CCCC 2011 Panel "Contested Acts: Literary Genres in the First-Year Writing Classroom" (4/30)

full name / name of organization: 
Keith Wilhite / Duke University - Thompson Writing Program
contact email: 

It's been nearly eighteen years since College English published the point/counter-point between Erika Lindemann and Gary Tate over the place of literature in the composition classroom. The debate has shown no signs of slowing. Scholars continue to weigh in on what Peter Elbow has aptly described as "sites of conflict" between literature and composition. We have seen withering critiques of literary studies, encomiums to literature's salvific potential, and appeals to reconcile the rhetorical and poetic strands that characterize every act of reading and writing.

Though we believe such debate is generative, this panel seeks to set aside turf war arguments and instead examine a broadened sense of what literature can "do" in the writing classroom and how it might help students articulate what academic writing is and what its limitations are. To that end, we begin with a basic question that has received scant attention: How does one read and write about literature when knowledge about academic writing, rather than literary writing, is the primary objective of the course?
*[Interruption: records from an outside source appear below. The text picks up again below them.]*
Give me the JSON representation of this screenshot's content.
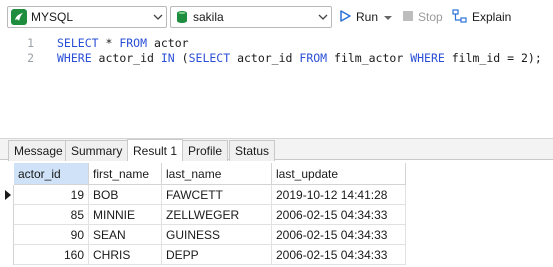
{
  "toolbar": {
    "connection": "MYSQL",
    "database": "sakila",
    "run_label": "Run",
    "stop_label": "Stop",
    "explain_label": "Explain"
  },
  "editor": {
    "line_numbers": [
      "1",
      "2"
    ],
    "line1": {
      "kw_select": "SELECT",
      "star": " * ",
      "kw_from": "FROM",
      "table": " actor"
    },
    "line2": {
      "kw_where": "WHERE",
      "p1": " actor_id ",
      "kw_in": "IN",
      "p2": " (",
      "kw_select": "SELECT",
      "p3": " actor_id ",
      "kw_from": "FROM",
      "p4": " film_actor ",
      "p5": " film_id = ",
      "num": "2",
      "p6": ");"
    }
  },
  "tabs": [
    "Message",
    "Summary",
    "Result 1",
    "Profile",
    "Status"
  ],
  "active_tab": "Result 1",
  "grid": {
    "columns": [
      "actor_id",
      "first_name",
      "last_name",
      "last_update"
    ],
    "rows": [
      [
        "19",
        "BOB",
        "FAWCETT",
        "2019-10-12 14:41:28"
      ],
      [
        "85",
        "MINNIE",
        "ZELLWEGER",
        "2006-02-15 04:34:33"
      ],
      [
        "90",
        "SEAN",
        "GUINESS",
        "2006-02-15 04:34:33"
      ],
      [
        "160",
        "CHRIS",
        "DEPP",
        "2006-02-15 04:34:33"
      ]
    ]
  },
  "colors": {
    "keyword": "#2a4fd6",
    "connection_icon": "#1e8e3e",
    "database_icon": "#1e8e3e",
    "run_icon": "#2a72d6",
    "selected_header": "#cfe2f7"
  },
  "icons": {
    "connection": "mysql-icon",
    "database": "database-icon",
    "run": "play-icon",
    "stop": "stop-icon",
    "explain": "explain-icon"
  }
}
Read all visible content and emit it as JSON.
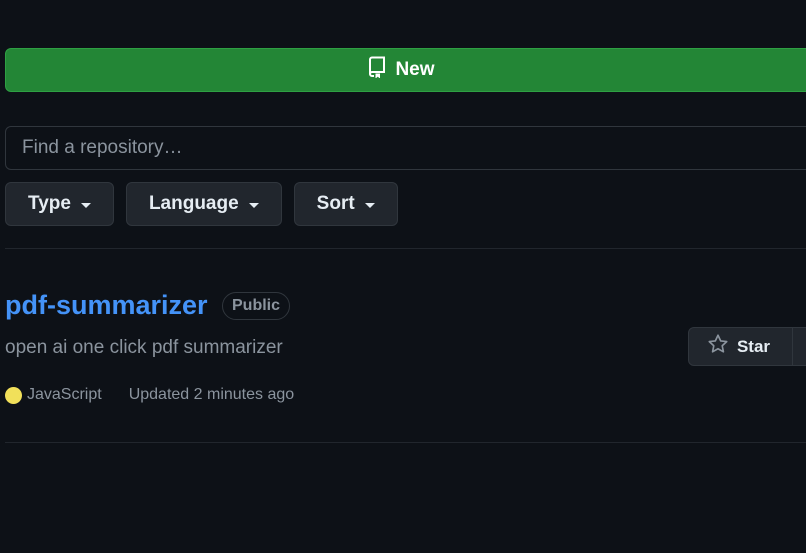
{
  "toolbar": {
    "new_label": "New",
    "search_placeholder": "Find a repository…"
  },
  "filters": [
    {
      "label": "Type"
    },
    {
      "label": "Language"
    },
    {
      "label": "Sort"
    }
  ],
  "repo": {
    "name": "pdf-summarizer",
    "visibility": "Public",
    "description": "open ai one click pdf summarizer",
    "language": "JavaScript",
    "language_color": "#f1e05a",
    "updated": "Updated 2 minutes ago",
    "star_label": "Star"
  },
  "colors": {
    "background": "#0d1117",
    "primary_button": "#238636",
    "link": "#4493f8"
  }
}
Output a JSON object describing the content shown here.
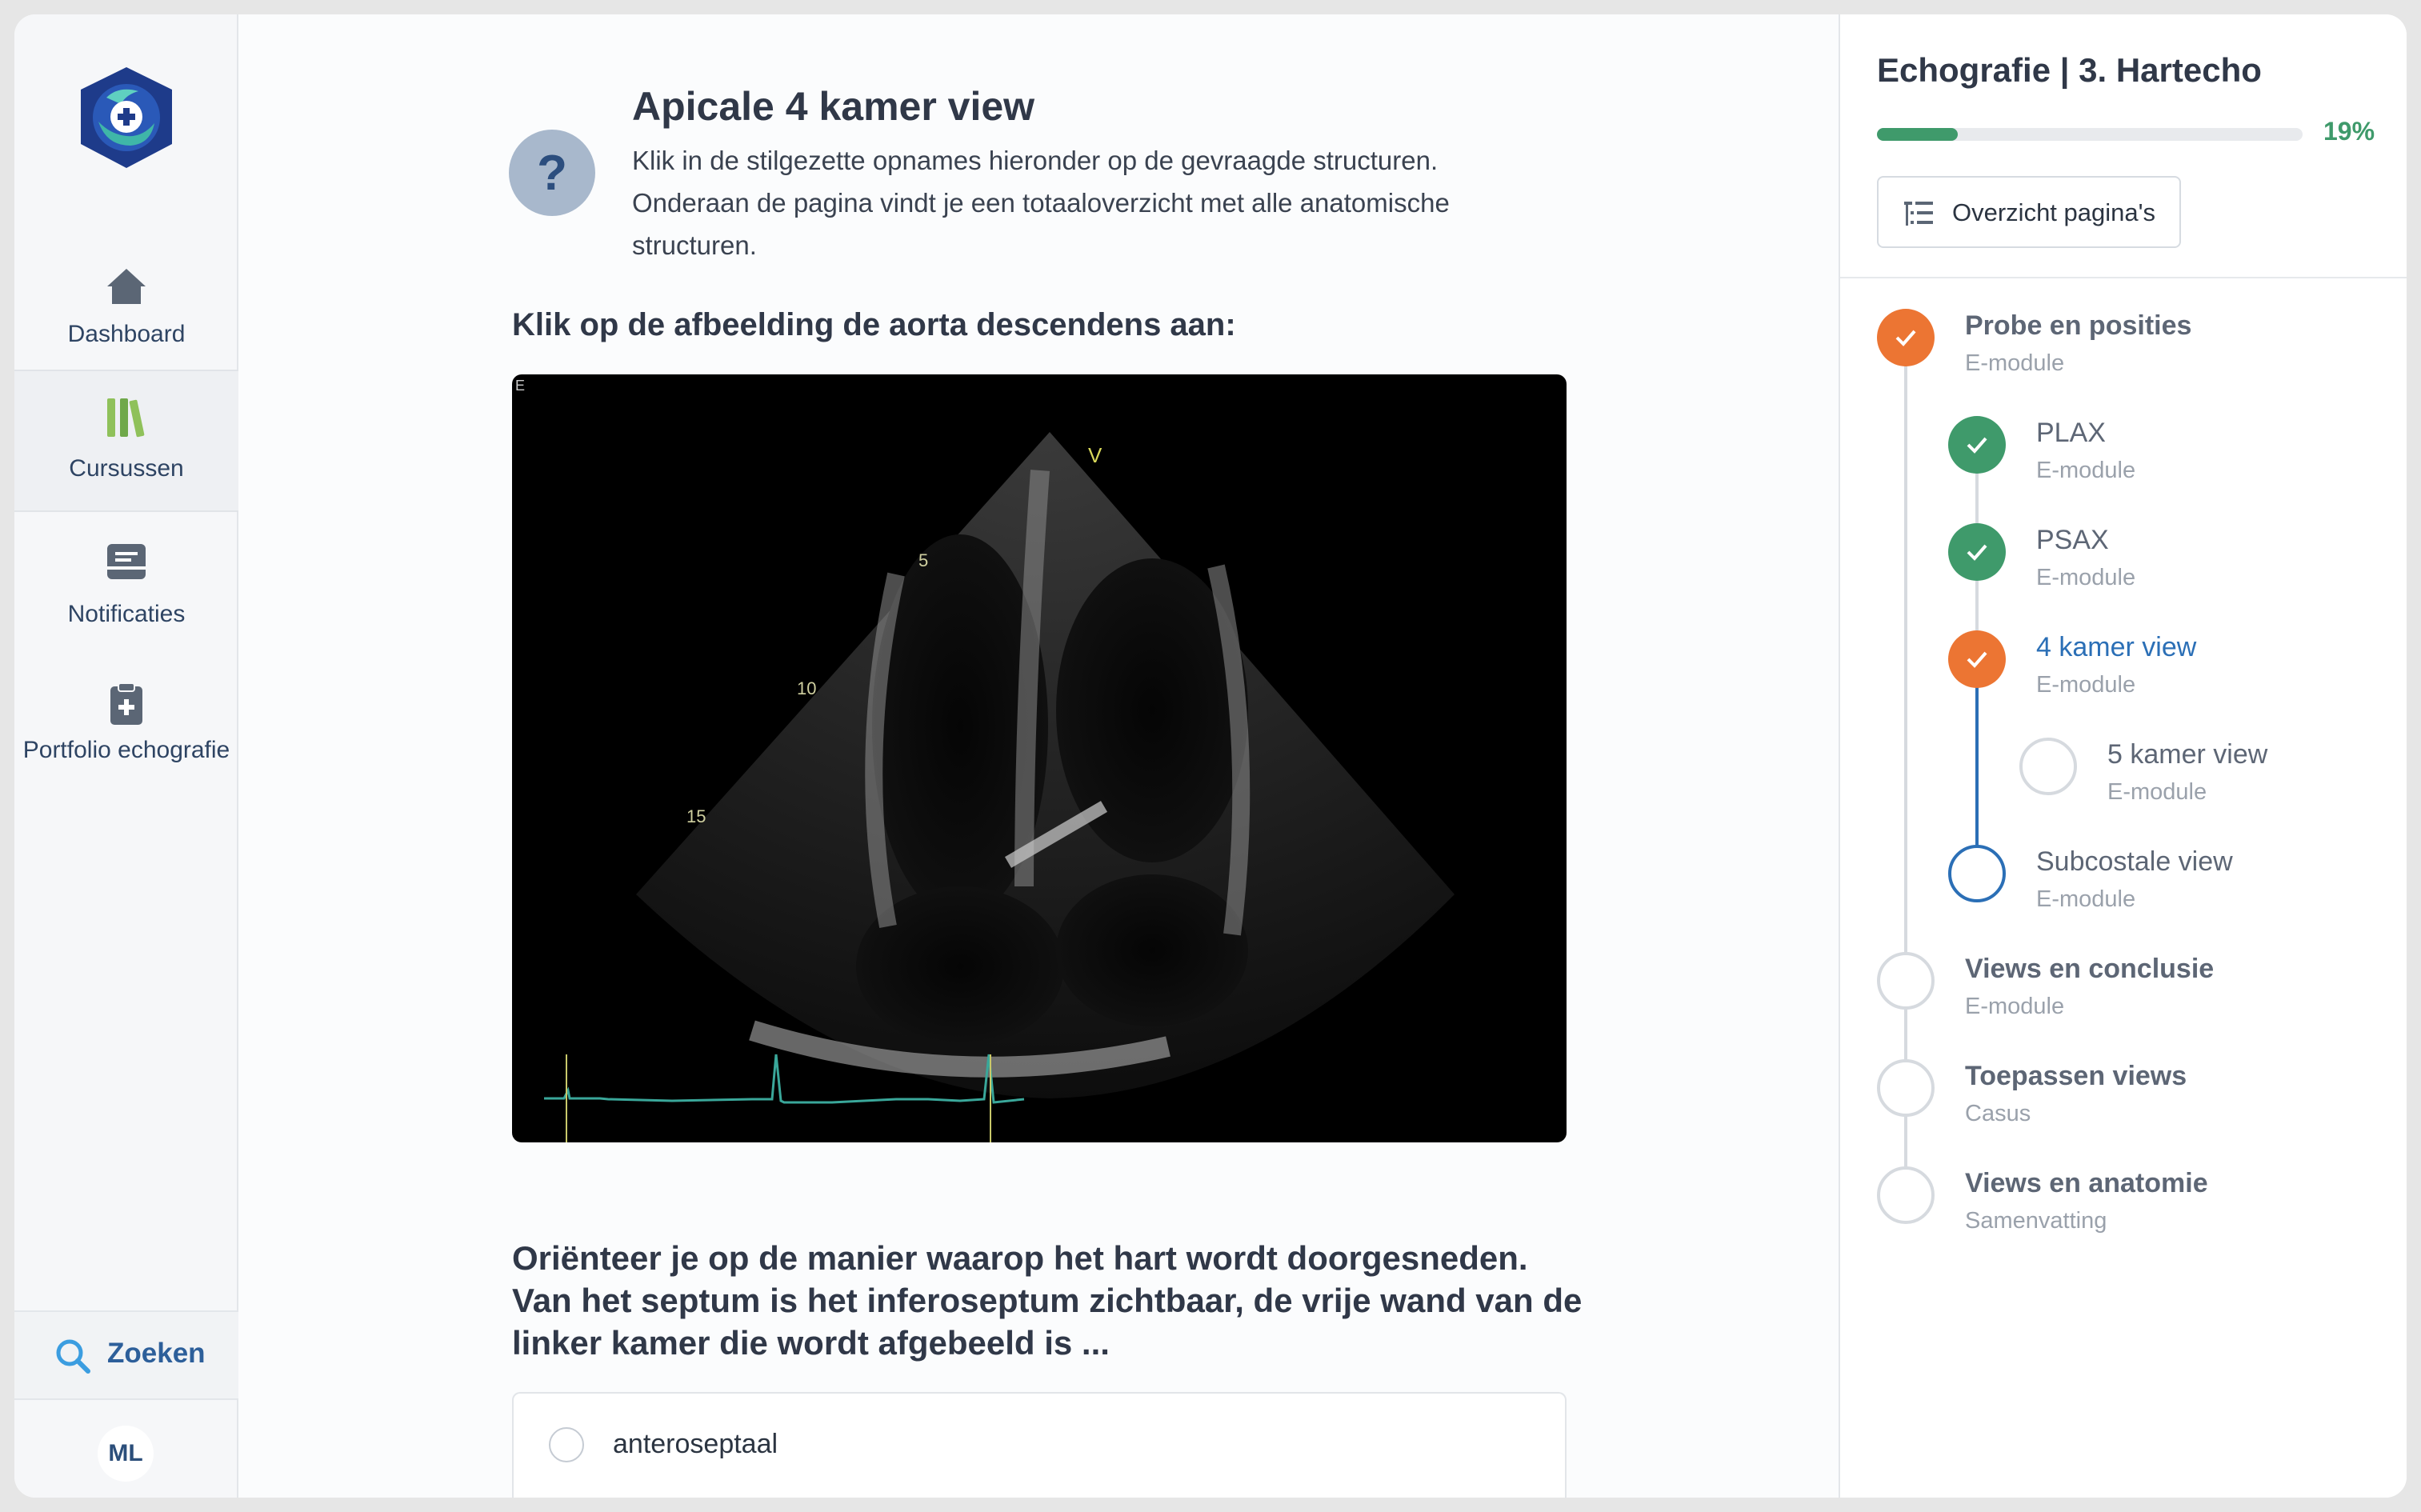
{
  "sidebar": {
    "items": [
      {
        "label": "Dashboard",
        "icon": "home-icon"
      },
      {
        "label": "Cursussen",
        "icon": "books-icon"
      },
      {
        "label": "Notificaties",
        "icon": "inbox-icon"
      },
      {
        "label": "Portfolio echografie",
        "icon": "clipboard-plus-icon"
      }
    ],
    "search_label": "Zoeken",
    "user_initials": "ML"
  },
  "header": {
    "title": "Apicale 4 kamer view",
    "description": "Klik in de stilgezette opnames hieronder op de gevraagde structuren. Onderaan de pagina vindt je een totaaloverzicht met alle anatomische structuren."
  },
  "exercise": {
    "prompt": "Klik op de afbeelding de aorta descendens aan:",
    "image_labels": {
      "probe_marker": "V",
      "depth_5": "5",
      "depth_10": "10",
      "depth_15": "15",
      "corner": "E"
    }
  },
  "question": {
    "text": "Oriënteer je op de manier waarop het hart wordt doorgesneden. Van het septum is het inferoseptum zichtbaar, de vrije wand van de linker kamer die wordt afgebeeld is ...",
    "options": [
      {
        "label": "anteroseptaal"
      }
    ]
  },
  "course": {
    "title": "Echografie | 3. Hartecho",
    "progress_percent": 19,
    "progress_label": "19%",
    "overview_button": "Overzicht pagina's",
    "steps": [
      {
        "title": "Probe en posities",
        "subtitle": "E-module",
        "status": "done-orange"
      },
      {
        "title": "PLAX",
        "subtitle": "E-module",
        "status": "done-green"
      },
      {
        "title": "PSAX",
        "subtitle": "E-module",
        "status": "done-green"
      },
      {
        "title": "4 kamer view",
        "subtitle": "E-module",
        "status": "current"
      },
      {
        "title": "5 kamer view",
        "subtitle": "E-module",
        "status": "todo"
      },
      {
        "title": "Subcostale view",
        "subtitle": "E-module",
        "status": "next"
      },
      {
        "title": "Views en conclusie",
        "subtitle": "E-module",
        "status": "todo"
      },
      {
        "title": "Toepassen views",
        "subtitle": "Casus",
        "status": "todo"
      },
      {
        "title": "Views en anatomie",
        "subtitle": "Samenvatting",
        "status": "todo"
      }
    ]
  },
  "colors": {
    "accent_orange": "#ec7533",
    "success_green": "#3f9a6b",
    "link_blue": "#2b6fb6",
    "nav_text": "#2e4463"
  }
}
We seek proposals that map both the strengths and weaknesses of placing literary texts in the composition classroom. How might literary works help students explore the multiply constructed nature of all texts? In what ways does literature underscore that writing is always a contested act? How does putting a literary work in the context of an academic writing course stretch or entrench the disciplinary boundaries of both literature and composition? What are the pitfalls of such interdisciplinary approaches? We are particularly interested in proposals that take a thoughtful and rigorous approach to literary genre -- poetry, the novel, autobiography, or drama -- and how students might use literary texts to think through the complexities of academic argument and the various genres of intellectual writing.

Please submit an abstract of no more than 250 words by April 30, 2010.